Right click on your timeline and select "set animation start."  Then just dial in the frame number where you want your animation to begin.  The same works for "set animation end."


claudej ( ) posted Thu, 18 June 2009 at 5:33 PM

 Thanks Gary. But setting the animation start frame and end doesn't change anything. Just that I can tell Vue now to Render entire animation and it's going to start to render from my new starting frame.
The result (and waiting time) is exactly the same as telling it to render from frame x to y.

Vue still has to calculate the position of the whole ecosystem from the real beginning. (position of clouds & waving leaves)

And to be sure I just tried it.

macMini i7, Mac OS 10.9.1, Vue 11, Poser Pro 2014,Cinema 4d Stu Bndle R11.5 and R15 demo
Free stuff and Gallery : http://www.claude3D.com


nruddock ( ) posted Thu, 18 June 2009 at 8:22 PM

One thing you could try is to keyframe the wind to 0 for the segment you've already rendered, and see if that speeds up getting to the segement you want to render.
I guess you'll want to check what (if any) continuity glitch this gives, if there is one you could try letting the wind start a little before the first frame of the rendered segment.
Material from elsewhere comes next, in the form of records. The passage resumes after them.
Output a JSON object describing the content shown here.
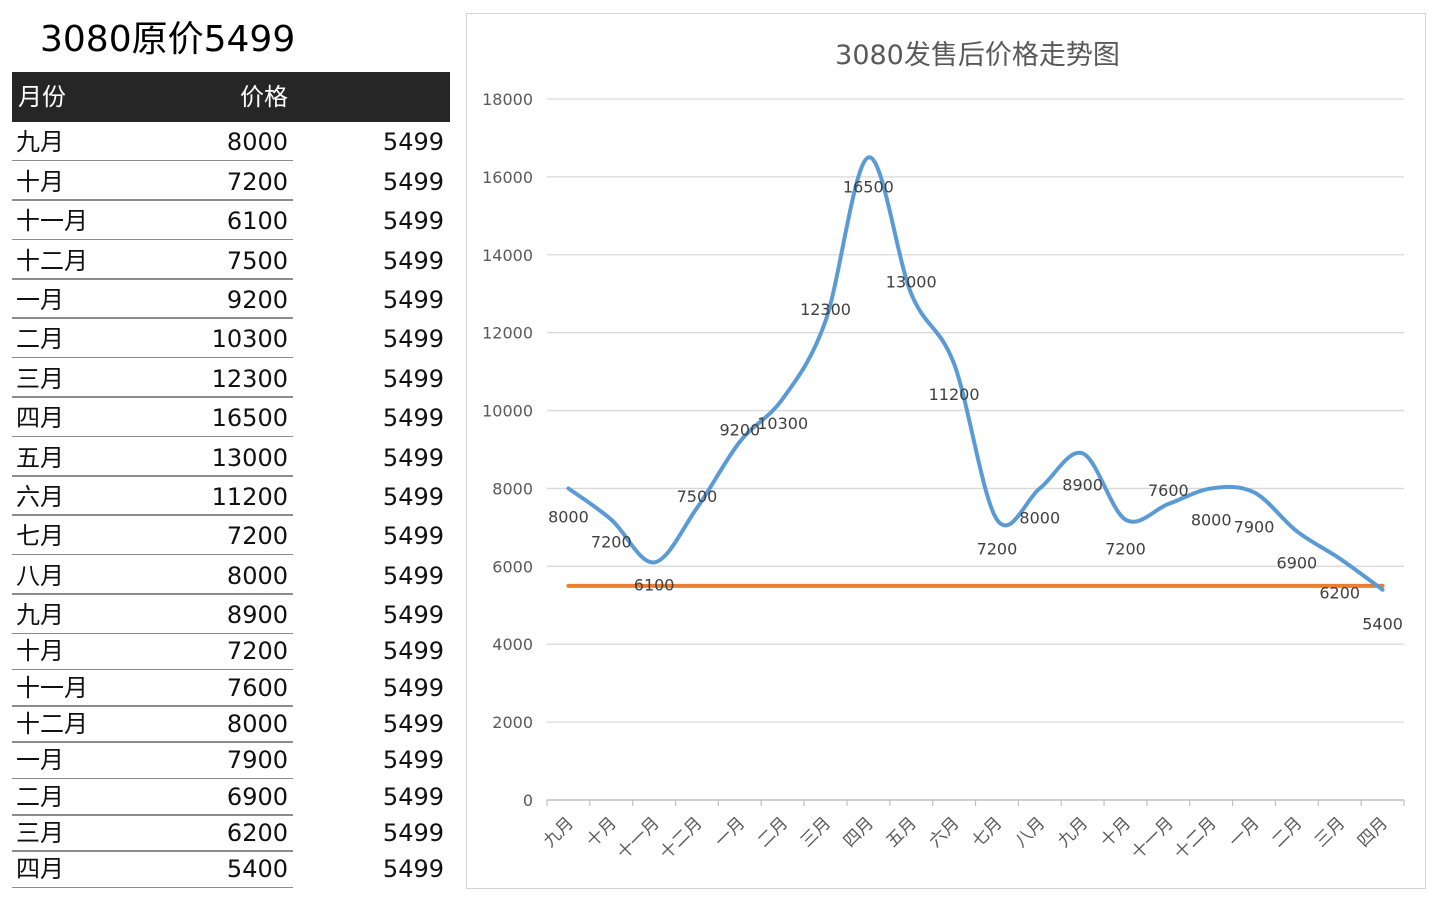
{
  "sheet": {
    "title": "3080原价5499",
    "headers": {
      "month": "月份",
      "price": "价格"
    },
    "rows": [
      {
        "month": "九月",
        "price": "8000",
        "original": "5499"
      },
      {
        "month": "十月",
        "price": "7200",
        "original": "5499"
      },
      {
        "month": "十一月",
        "price": "6100",
        "original": "5499"
      },
      {
        "month": "十二月",
        "price": "7500",
        "original": "5499"
      },
      {
        "month": "一月",
        "price": "9200",
        "original": "5499"
      },
      {
        "month": "二月",
        "price": "10300",
        "original": "5499"
      },
      {
        "month": "三月",
        "price": "12300",
        "original": "5499"
      },
      {
        "month": "四月",
        "price": "16500",
        "original": "5499"
      },
      {
        "month": "五月",
        "price": "13000",
        "original": "5499"
      },
      {
        "month": "六月",
        "price": "11200",
        "original": "5499"
      },
      {
        "month": "七月",
        "price": "7200",
        "original": "5499"
      },
      {
        "month": "八月",
        "price": "8000",
        "original": "5499"
      },
      {
        "month": "九月",
        "price": "8900",
        "original": "5499"
      },
      {
        "month": "十月",
        "price": "7200",
        "original": "5499"
      },
      {
        "month": "十一月",
        "price": "7600",
        "original": "5499"
      },
      {
        "month": "十二月",
        "price": "8000",
        "original": "5499"
      },
      {
        "month": "一月",
        "price": "7900",
        "original": "5499"
      },
      {
        "month": "二月",
        "price": "6900",
        "original": "5499"
      },
      {
        "month": "三月",
        "price": "6200",
        "original": "5499"
      },
      {
        "month": "四月",
        "price": "5400",
        "original": "5499"
      }
    ]
  },
  "chart_data": {
    "type": "line",
    "title": "3080发售后价格走势图",
    "categories": [
      "九月",
      "十月",
      "十一月",
      "十二月",
      "一月",
      "二月",
      "三月",
      "四月",
      "五月",
      "六月",
      "七月",
      "八月",
      "九月",
      "十月",
      "十一月",
      "十二月",
      "一月",
      "二月",
      "三月",
      "四月"
    ],
    "series": [
      {
        "values": [
          8000,
          7200,
          6100,
          7500,
          9200,
          10300,
          12300,
          16500,
          13000,
          11200,
          7200,
          8000,
          8900,
          7200,
          7600,
          8000,
          7900,
          6900,
          6200,
          5400
        ],
        "color": "#5b9bd5",
        "smooth": true,
        "data_labels": true
      },
      {
        "values": [
          5499,
          5499,
          5499,
          5499,
          5499,
          5499,
          5499,
          5499,
          5499,
          5499,
          5499,
          5499,
          5499,
          5499,
          5499,
          5499,
          5499,
          5499,
          5499,
          5499
        ],
        "color": "#ed7d31",
        "smooth": false,
        "data_labels": false
      }
    ],
    "ylim": [
      0,
      18000
    ],
    "y_ticks": [
      0,
      2000,
      4000,
      6000,
      8000,
      10000,
      12000,
      14000,
      16000,
      18000
    ],
    "grid": true,
    "legend": "none",
    "xlabel": "",
    "ylabel": ""
  }
}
It's possible that a similar trick would work with the clouds.


claudej ( ) posted Fri, 19 June 2009 at 3:50 AM

Quote - One thing you could try is to keyframe the wind to 0 for the segment you've already rendered, 

How do I keyframe the wind? I thought that the setting in the atmosphere editor was for the whole scene.

macMini i7, Mac OS 10.9.1, Vue 11, Poser Pro 2014,Cinema 4d Stu Bndle R11.5 and R15 demo
Free stuff and Gallery : http://www.claude3D.com


nruddock ( ) posted Sat, 20 June 2009 at 11:38 AM

Quote - > Quote - One thing you could try is to keyframe the wind to 0 for the segment you've already rendered, 

How do I keyframe the wind? I thought that the setting in the atmosphere editor was for the whole scene.

AFAIK, if you change the wind settings at a non-zero time, you get asked if you want to animate the Atmosphere and then you'll see an Atmosphere row in the timeline.